Hi Alex,
In alert management for Visual Investigator, a user has to be able to see the actionable entity for an alert - whatever entity the alert was on - to be able to disposition it. This was a feature added when we added entity-level security; we thought people should not be able to work an alert if they cannot see the entity related to the alert. So, when an analyst invokes a disposition, the system will verify that the user can see the alert. Note that the alert service cannot differentiate between "I cannot see this entity because of visibility rules" and "I cannot see this entity because there is no record in the database"; those 2 situations behave the same (for security reasons).
You are not the first person who has asked about these visibility checks during disposition. I have heard of use cases where the current behavior causes challenges to the solution. I think it would be nice if the system had a setting at the domain level to let you control whether that check needs to be made or not.

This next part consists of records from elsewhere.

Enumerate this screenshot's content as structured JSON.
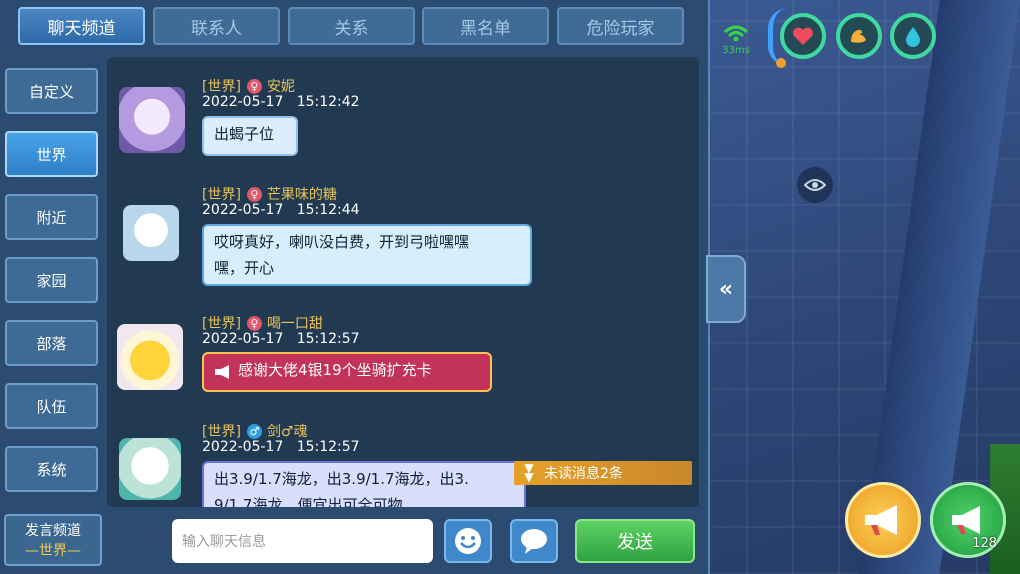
{
  "tabs": [
    {
      "label": "聊天频道",
      "active": true
    },
    {
      "label": "联系人",
      "active": false
    },
    {
      "label": "关系",
      "active": false
    },
    {
      "label": "黑名单",
      "active": false
    },
    {
      "label": "危险玩家",
      "active": false
    }
  ],
  "sidebar": [
    {
      "label": "自定义",
      "active": false
    },
    {
      "label": "世界",
      "active": true
    },
    {
      "label": "附近",
      "active": false
    },
    {
      "label": "家园",
      "active": false
    },
    {
      "label": "部落",
      "active": false
    },
    {
      "label": "队伍",
      "active": false
    },
    {
      "label": "系统",
      "active": false
    }
  ],
  "messages": [
    {
      "channel": "[世界]",
      "sex": "female",
      "name": "安妮",
      "time": "2022-05-17   15:12:42",
      "lines": [
        "出蝎子位"
      ],
      "style": "light"
    },
    {
      "channel": "[世界]",
      "sex": "female",
      "name": "芒果味的糖",
      "time": "2022-05-17   15:12:44",
      "lines": [
        "哎呀真好，喇叭没白费，开到弓啦嘿嘿",
        "嘿，开心"
      ],
      "style": "blue"
    },
    {
      "channel": "[世界]",
      "sex": "female",
      "name": "喝一口甜",
      "time": "2022-05-17   15:12:57",
      "lines": [
        "感谢大佬4银19个坐骑扩充卡"
      ],
      "style": "horn"
    },
    {
      "channel": "[世界]",
      "sex": "male",
      "name": "剑♂魂",
      "time": "2022-05-17   15:12:57",
      "lines": [
        "出3.9/1.7海龙，出3.9/1.7海龙，出3.",
        "9/1.7海龙，便宜出可全可物"
      ],
      "style": "purple"
    }
  ],
  "unread": "未读消息2条",
  "send_channel": {
    "title": "发言频道",
    "value": "—世界—"
  },
  "input": {
    "placeholder": "输入聊天信息"
  },
  "send_label": "发送",
  "hud": {
    "ping": "33ms",
    "horn_count": "128"
  },
  "colors": {
    "gold": "#e8c25a",
    "female": "#e2566c",
    "male": "#2f9fe0",
    "accent": "#3fd8a0"
  }
}
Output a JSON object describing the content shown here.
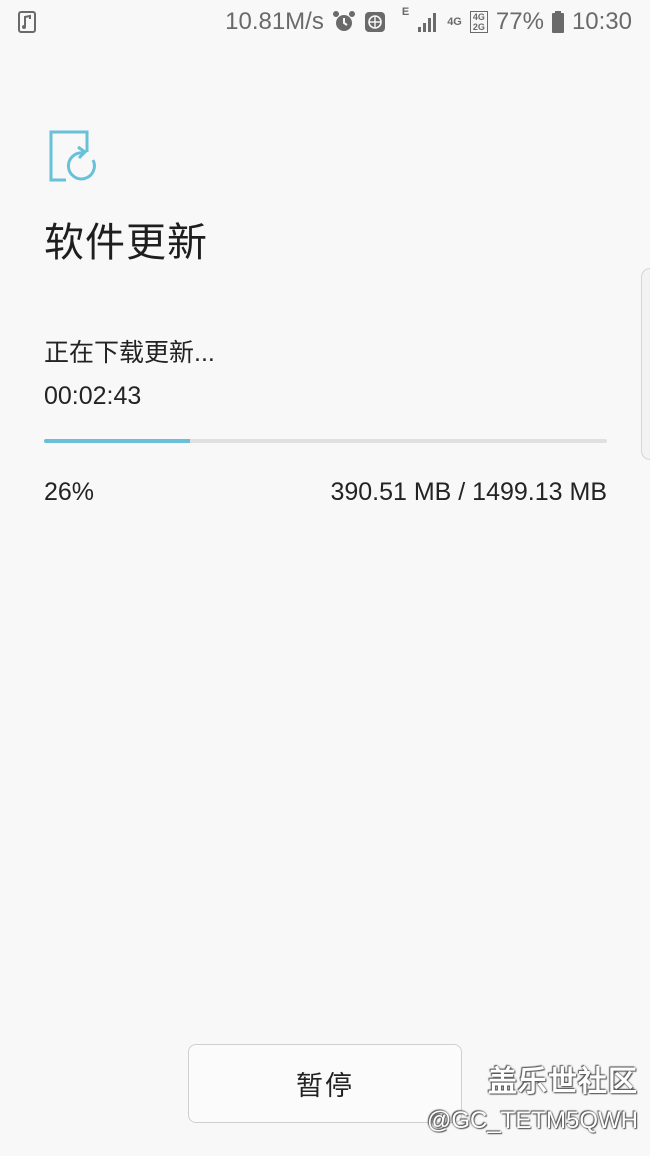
{
  "status_bar": {
    "speed": "10.81M/s",
    "network_e_label": "E",
    "network_4g_label": "4G",
    "network_2g_label": "2G",
    "battery": "77%",
    "time": "10:30",
    "icons": [
      "music-note-icon",
      "alarm-icon",
      "globe-icon",
      "signal-icon",
      "battery-icon"
    ]
  },
  "header": {
    "icon": "software-update-icon",
    "title": "软件更新"
  },
  "download": {
    "status": "正在下载更新...",
    "elapsed": "00:02:43",
    "progress_fraction": 0.26,
    "percent_label": "26%",
    "size_label": "390.51 MB / 1499.13 MB"
  },
  "actions": {
    "pause_label": "暂停"
  },
  "watermark": {
    "title": "盖乐世社区",
    "handle": "@GC_TETM5QWH"
  },
  "colors": {
    "accent": "#69c0d9",
    "background": "#f8f8f9",
    "track": "#e0e0e0"
  }
}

So in answer to your questions:
this is still the current behavior in all versions of Visual Investigator
I don't think this check is made for automatic dispositions. To do a document visibility check, we would need to use the current user's credentials. Most of the alert creation process is done as "the service" which has all permissions. So in that path through the code, I believe the database check is short-circuited.
I cannot explain what you are describing in question 3, could you give more background? I would expect a request for 10 new alerts to cause the system to read the 10 actionable entities, because the alert usually needs to compute and save the entity's label in the alert label. Is it possible that other things are happening coincidentally in the system, like an indexing run, and that is causing all the records to be read?